U.S. shutdown could seriously damage the entire global economy: IMF’s Lagarde
WASHINGTON—The U.S. risks “seriously damaging” the global economy if lawmakers fail to raise the government’s borrowing limit in the coming weeks, the head of the International Monetary Fund, Christine Lagarde, warned Thursday.
With a weak global recovery facing headwinds from the euro zone, bouts of market volatility and slowing output in emerging markets, “the ongoing political uncertainty over the budget and the debt ceiling does not help,” Ms. Lagarde said in prepared remarks for a speech at George Washington University.
“The government shutdown is bad enough, but failure to raise the debt ceiling would be far worse, and could very seriously damage not only the U.S. economy, but the entire global economy,” she said.
The U.S. political impasse only further hobbles the transition of the global economy from the worst global economic recession since the 1930s to a full recovery, the IMF managing director said in a speech ahead of a major meeting of finance ministers and central bankers next week.
She said that while the shift from recession to recovery usually takes a year or two, “The transitions I am talking about today are different. They will likely play out over the rest of the decade, if not longer.”

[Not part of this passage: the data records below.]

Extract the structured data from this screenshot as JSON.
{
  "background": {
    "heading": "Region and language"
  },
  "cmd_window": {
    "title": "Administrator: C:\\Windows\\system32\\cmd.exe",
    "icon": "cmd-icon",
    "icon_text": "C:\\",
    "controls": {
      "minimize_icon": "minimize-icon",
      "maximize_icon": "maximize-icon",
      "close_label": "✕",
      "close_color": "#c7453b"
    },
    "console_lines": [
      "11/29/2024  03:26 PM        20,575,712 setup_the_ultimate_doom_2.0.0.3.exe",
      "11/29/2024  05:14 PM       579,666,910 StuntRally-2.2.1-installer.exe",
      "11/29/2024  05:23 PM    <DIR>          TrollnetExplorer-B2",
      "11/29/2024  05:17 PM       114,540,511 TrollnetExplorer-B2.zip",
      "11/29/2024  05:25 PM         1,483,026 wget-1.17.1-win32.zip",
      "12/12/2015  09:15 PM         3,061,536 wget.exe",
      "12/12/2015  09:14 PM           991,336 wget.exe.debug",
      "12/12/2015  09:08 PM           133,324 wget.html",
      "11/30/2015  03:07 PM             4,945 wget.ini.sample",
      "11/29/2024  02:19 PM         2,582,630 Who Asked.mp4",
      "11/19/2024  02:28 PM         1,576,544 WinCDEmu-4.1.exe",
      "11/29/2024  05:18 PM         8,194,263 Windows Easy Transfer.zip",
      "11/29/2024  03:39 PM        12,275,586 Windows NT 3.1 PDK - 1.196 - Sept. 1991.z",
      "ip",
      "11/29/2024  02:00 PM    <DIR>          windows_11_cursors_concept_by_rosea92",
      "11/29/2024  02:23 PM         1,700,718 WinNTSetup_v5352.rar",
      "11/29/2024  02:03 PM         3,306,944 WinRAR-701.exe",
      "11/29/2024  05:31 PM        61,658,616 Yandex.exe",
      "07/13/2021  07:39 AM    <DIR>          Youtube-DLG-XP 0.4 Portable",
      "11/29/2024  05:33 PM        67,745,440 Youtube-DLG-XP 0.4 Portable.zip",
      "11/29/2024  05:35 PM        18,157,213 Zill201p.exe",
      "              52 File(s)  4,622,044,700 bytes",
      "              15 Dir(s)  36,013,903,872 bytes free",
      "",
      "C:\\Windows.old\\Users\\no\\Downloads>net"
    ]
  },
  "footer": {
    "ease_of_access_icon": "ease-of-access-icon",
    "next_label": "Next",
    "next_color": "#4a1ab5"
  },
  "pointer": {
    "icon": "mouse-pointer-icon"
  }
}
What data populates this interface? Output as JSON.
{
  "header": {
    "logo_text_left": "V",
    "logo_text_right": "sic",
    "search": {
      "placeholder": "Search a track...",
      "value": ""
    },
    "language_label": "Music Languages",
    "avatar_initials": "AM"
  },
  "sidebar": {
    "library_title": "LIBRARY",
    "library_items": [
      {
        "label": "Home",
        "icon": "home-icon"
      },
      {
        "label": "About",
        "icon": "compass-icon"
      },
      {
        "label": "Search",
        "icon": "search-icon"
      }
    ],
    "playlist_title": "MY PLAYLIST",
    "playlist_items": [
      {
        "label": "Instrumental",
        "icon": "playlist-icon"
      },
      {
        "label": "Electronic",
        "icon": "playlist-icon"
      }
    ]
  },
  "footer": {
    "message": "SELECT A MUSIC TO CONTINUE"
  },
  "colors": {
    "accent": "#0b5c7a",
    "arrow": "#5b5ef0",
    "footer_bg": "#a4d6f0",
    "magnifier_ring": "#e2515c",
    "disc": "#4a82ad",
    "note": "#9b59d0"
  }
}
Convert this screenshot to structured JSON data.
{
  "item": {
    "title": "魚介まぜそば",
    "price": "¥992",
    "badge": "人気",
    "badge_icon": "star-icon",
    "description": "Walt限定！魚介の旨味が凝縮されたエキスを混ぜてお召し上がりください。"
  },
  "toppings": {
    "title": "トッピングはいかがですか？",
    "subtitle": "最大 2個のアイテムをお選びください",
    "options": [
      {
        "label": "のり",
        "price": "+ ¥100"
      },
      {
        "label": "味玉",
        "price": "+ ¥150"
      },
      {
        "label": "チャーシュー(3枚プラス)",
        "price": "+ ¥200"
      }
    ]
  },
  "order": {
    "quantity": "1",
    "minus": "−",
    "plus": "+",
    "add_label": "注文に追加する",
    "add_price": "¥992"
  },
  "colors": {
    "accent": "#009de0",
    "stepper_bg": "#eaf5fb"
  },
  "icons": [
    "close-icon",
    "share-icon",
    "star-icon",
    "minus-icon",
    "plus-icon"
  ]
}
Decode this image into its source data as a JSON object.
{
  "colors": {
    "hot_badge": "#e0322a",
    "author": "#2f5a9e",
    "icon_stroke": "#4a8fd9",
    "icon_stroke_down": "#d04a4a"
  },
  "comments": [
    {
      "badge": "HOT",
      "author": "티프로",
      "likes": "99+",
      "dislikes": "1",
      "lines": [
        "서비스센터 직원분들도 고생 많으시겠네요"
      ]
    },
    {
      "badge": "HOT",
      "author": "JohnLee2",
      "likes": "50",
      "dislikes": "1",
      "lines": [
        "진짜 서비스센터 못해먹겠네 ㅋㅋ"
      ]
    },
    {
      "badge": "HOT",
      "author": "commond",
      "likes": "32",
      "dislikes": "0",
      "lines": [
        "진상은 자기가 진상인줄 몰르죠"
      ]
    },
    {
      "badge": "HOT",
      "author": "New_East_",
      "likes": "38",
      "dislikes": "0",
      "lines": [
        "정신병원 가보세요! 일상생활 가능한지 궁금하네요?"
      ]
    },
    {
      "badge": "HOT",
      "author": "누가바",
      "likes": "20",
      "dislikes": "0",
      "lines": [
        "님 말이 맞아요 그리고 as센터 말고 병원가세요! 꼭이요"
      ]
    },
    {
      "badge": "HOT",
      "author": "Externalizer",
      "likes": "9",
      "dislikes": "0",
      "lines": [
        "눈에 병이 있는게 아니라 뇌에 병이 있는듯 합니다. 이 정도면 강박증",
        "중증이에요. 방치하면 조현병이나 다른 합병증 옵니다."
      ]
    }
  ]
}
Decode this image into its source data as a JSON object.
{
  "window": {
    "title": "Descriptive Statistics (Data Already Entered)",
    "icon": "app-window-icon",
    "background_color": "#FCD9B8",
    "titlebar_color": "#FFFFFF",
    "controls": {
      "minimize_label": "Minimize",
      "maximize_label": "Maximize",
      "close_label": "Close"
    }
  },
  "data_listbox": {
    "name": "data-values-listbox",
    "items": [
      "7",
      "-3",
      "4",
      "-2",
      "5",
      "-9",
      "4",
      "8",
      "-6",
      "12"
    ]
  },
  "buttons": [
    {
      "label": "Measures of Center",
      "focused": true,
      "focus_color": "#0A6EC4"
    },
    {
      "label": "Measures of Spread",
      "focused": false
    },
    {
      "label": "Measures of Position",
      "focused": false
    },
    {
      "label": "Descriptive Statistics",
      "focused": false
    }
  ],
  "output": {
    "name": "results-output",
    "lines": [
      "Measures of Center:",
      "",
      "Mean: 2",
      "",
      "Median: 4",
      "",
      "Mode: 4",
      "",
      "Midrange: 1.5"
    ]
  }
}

To ensure that transition, greater action and collaboration is required by governments around the globe, Ms. Lagarde said.
She said the euro zone, which should expand by 1% next year after more than a year of recession, needs to move faster in bolstering the currency union with a unified budget and banking union. The U.S. must tame its hazardous debt and deficit while the Federal Reserve carefully manages an appropriately timed exit from its easy-money policies.